Control Plane And API
The control plane determines whether Kubernetes behaves like a platform or only like a cluster running containers. The API server is the central gate, so the most important policy decisions should be enforced there or directly around it.
Components
| Component | Production concern |
|---|---|
| API server | Authn/authz, admission, rate limits, audit, API availability. |
| etcd | Encryption, backup, compaction, quorum, restore drill. |
| Scheduler | Placement, fairness, priority, topology awareness. |
| Controller manager | Reconcile correctness, stuck finalizers, leader election. |
| Cloud controller manager | Load balancer, node lifecycle, route and volume integration. |
API design principles
- Treat Kubernetes manifests as public interfaces. A breaking change in labels, selectors, probes, or PVC names can be as serious as a code API change.
- Custom resources should have clear status conditions. If a CRD cannot explain progress, failure, and observed generation, operators become hard to debug.
- Admission policy should reject unsafe intent early: privileged pods, missing resource requests, mutable image tags, and broad host access.
Failure modes
- API server overload: excessive controllers, chatty clients, or large list calls. Watch cache and client-side rate limiting matter.
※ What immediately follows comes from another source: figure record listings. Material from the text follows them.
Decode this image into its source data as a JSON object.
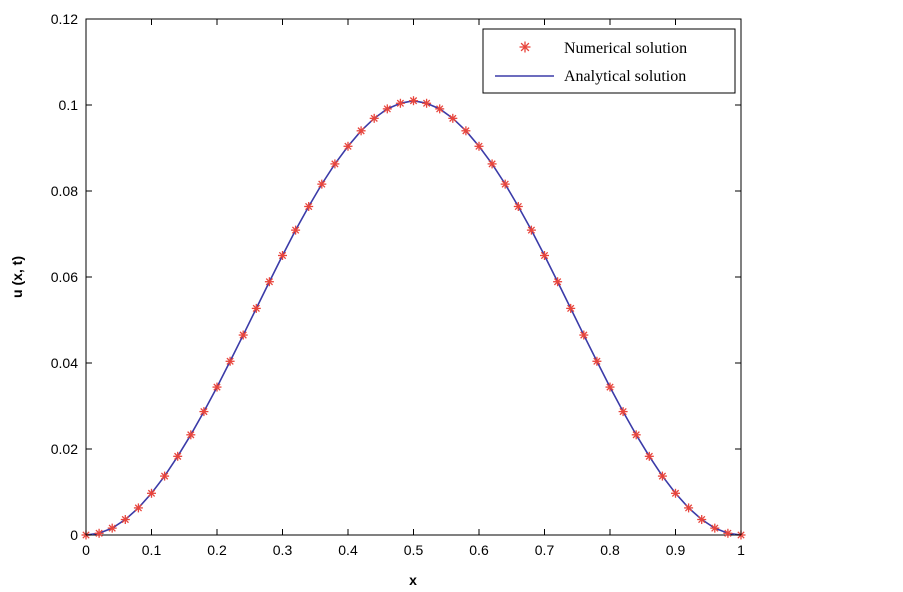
{
  "chart_data": {
    "type": "line",
    "title": "",
    "xlabel": "x",
    "ylabel": "u (x, t)",
    "xlim": [
      0,
      1
    ],
    "ylim": [
      0,
      0.12
    ],
    "xticks": [
      "0",
      "0.1",
      "0.2",
      "0.3",
      "0.4",
      "0.5",
      "0.6",
      "0.7",
      "0.8",
      "0.9",
      "1"
    ],
    "yticks": [
      "0",
      "0.02",
      "0.04",
      "0.06",
      "0.08",
      "0.1",
      "0.12"
    ],
    "grid": false,
    "legend_position": "top-right",
    "x": [
      0,
      0.02,
      0.04,
      0.06,
      0.08,
      0.1,
      0.12,
      0.14,
      0.16,
      0.18,
      0.2,
      0.22,
      0.24,
      0.26,
      0.28,
      0.3,
      0.32,
      0.34,
      0.36,
      0.38,
      0.4,
      0.42,
      0.44,
      0.46,
      0.48,
      0.5,
      0.52,
      0.54,
      0.56,
      0.58,
      0.6,
      0.62,
      0.64,
      0.66,
      0.68,
      0.7,
      0.72,
      0.74,
      0.76,
      0.78,
      0.8,
      0.82,
      0.84,
      0.86,
      0.88,
      0.9,
      0.92,
      0.94,
      0.96,
      0.98,
      1
    ],
    "series": [
      {
        "name": "Numerical solution",
        "style": "markers",
        "marker": "asterisk",
        "color": "#e8453c",
        "values": [
          0,
          0.0004,
          0.0016,
          0.0036,
          0.0063,
          0.0097,
          0.0137,
          0.0183,
          0.0233,
          0.0287,
          0.0344,
          0.0404,
          0.0465,
          0.0527,
          0.0589,
          0.065,
          0.0709,
          0.0764,
          0.0816,
          0.0863,
          0.0904,
          0.094,
          0.0969,
          0.0991,
          0.1004,
          0.101,
          0.1004,
          0.0991,
          0.0969,
          0.094,
          0.0904,
          0.0863,
          0.0816,
          0.0764,
          0.0709,
          0.065,
          0.0589,
          0.0527,
          0.0465,
          0.0404,
          0.0344,
          0.0287,
          0.0233,
          0.0183,
          0.0137,
          0.0097,
          0.0063,
          0.0036,
          0.0016,
          0.0004,
          0
        ]
      },
      {
        "name": "Analytical solution",
        "style": "line",
        "color": "#3b3ba8",
        "values": [
          0,
          0.0004,
          0.0016,
          0.0036,
          0.0063,
          0.0097,
          0.0137,
          0.0183,
          0.0233,
          0.0287,
          0.0344,
          0.0404,
          0.0465,
          0.0527,
          0.0589,
          0.065,
          0.0709,
          0.0764,
          0.0816,
          0.0863,
          0.0904,
          0.094,
          0.0969,
          0.0991,
          0.1004,
          0.101,
          0.1004,
          0.0991,
          0.0969,
          0.094,
          0.0904,
          0.0863,
          0.0816,
          0.0764,
          0.0709,
          0.065,
          0.0589,
          0.0527,
          0.0465,
          0.0404,
          0.0344,
          0.0287,
          0.0233,
          0.0183,
          0.0137,
          0.0097,
          0.0063,
          0.0036,
          0.0016,
          0.0004,
          0
        ]
      }
    ]
  }
}
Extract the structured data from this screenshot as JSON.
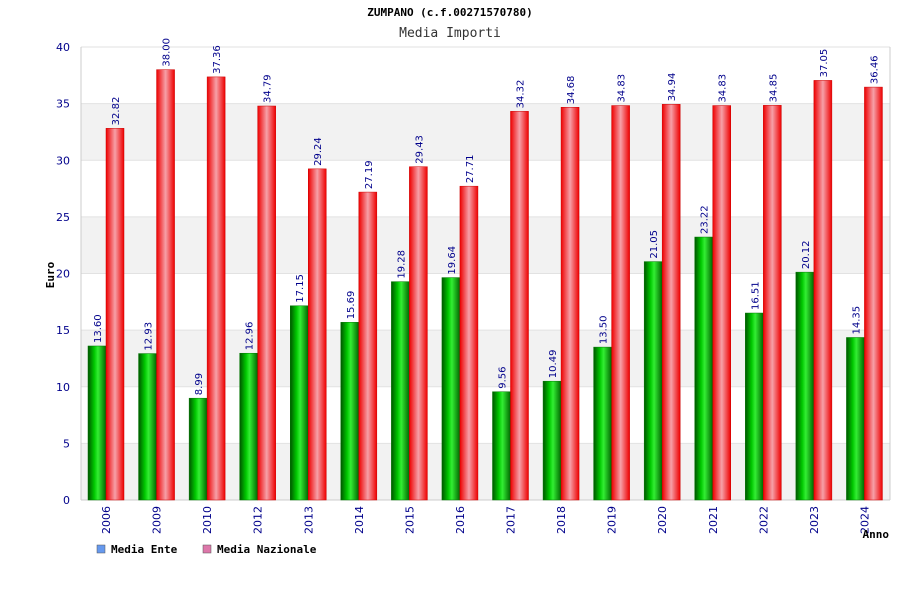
{
  "chart_data": {
    "type": "bar",
    "title": "ZUMPANO (c.f.00271570780)",
    "subtitle": "Media Importi",
    "ylabel": "Euro",
    "xlabel": "Anno",
    "ylim": [
      0,
      40
    ],
    "yticks": [
      "0",
      "5",
      "10",
      "15",
      "20",
      "25",
      "30",
      "35",
      "40"
    ],
    "categories": [
      "2006",
      "2009",
      "2010",
      "2012",
      "2013",
      "2014",
      "2015",
      "2016",
      "2017",
      "2018",
      "2019",
      "2020",
      "2021",
      "2022",
      "2023",
      "2024"
    ],
    "series": [
      {
        "name": "Media Ente",
        "color": "#00aa00",
        "values": [
          13.6,
          12.93,
          8.99,
          12.96,
          17.15,
          15.69,
          19.28,
          19.64,
          9.56,
          10.49,
          13.5,
          21.05,
          23.22,
          16.51,
          20.12,
          14.35
        ],
        "labels": [
          "13.60",
          "12.93",
          "8.99",
          "12.96",
          "17.15",
          "15.69",
          "19.28",
          "19.64",
          "9.56",
          "10.49",
          "13.50",
          "21.05",
          "23.22",
          "16.51",
          "20.12",
          "14.35"
        ]
      },
      {
        "name": "Media Nazionale",
        "color": "#ee1111",
        "values": [
          32.82,
          38.0,
          37.36,
          34.79,
          29.24,
          27.19,
          29.43,
          27.71,
          34.32,
          34.68,
          34.83,
          34.94,
          34.83,
          34.85,
          37.05,
          36.46
        ],
        "labels": [
          "32.82",
          "38.00",
          "37.36",
          "34.79",
          "29.24",
          "27.19",
          "29.43",
          "27.71",
          "34.32",
          "34.68",
          "34.83",
          "34.94",
          "34.83",
          "34.85",
          "37.05",
          "36.46"
        ]
      }
    ],
    "legend": [
      {
        "label": "Media Ente",
        "color": "#6699ee"
      },
      {
        "label": "Media Nazionale",
        "color": "#dd77aa"
      }
    ],
    "legend_position": "bottom-left",
    "grid": true
  }
}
- etcd pressure: too many events, large objects, or stale compaction can slow cluster-wide operations.
- Admission outage: webhook failure policy can block all workload changes if not designed carefully.
- Controller storm: bad reconciliation can create repeated writes and amplify API pressure.
Operating signals
- API server request latency by verb and resource.
- Admission webhook latency and rejection rate.
- etcd fsync duration, leader changes, database size.
- Controller work queue depth and retry rate.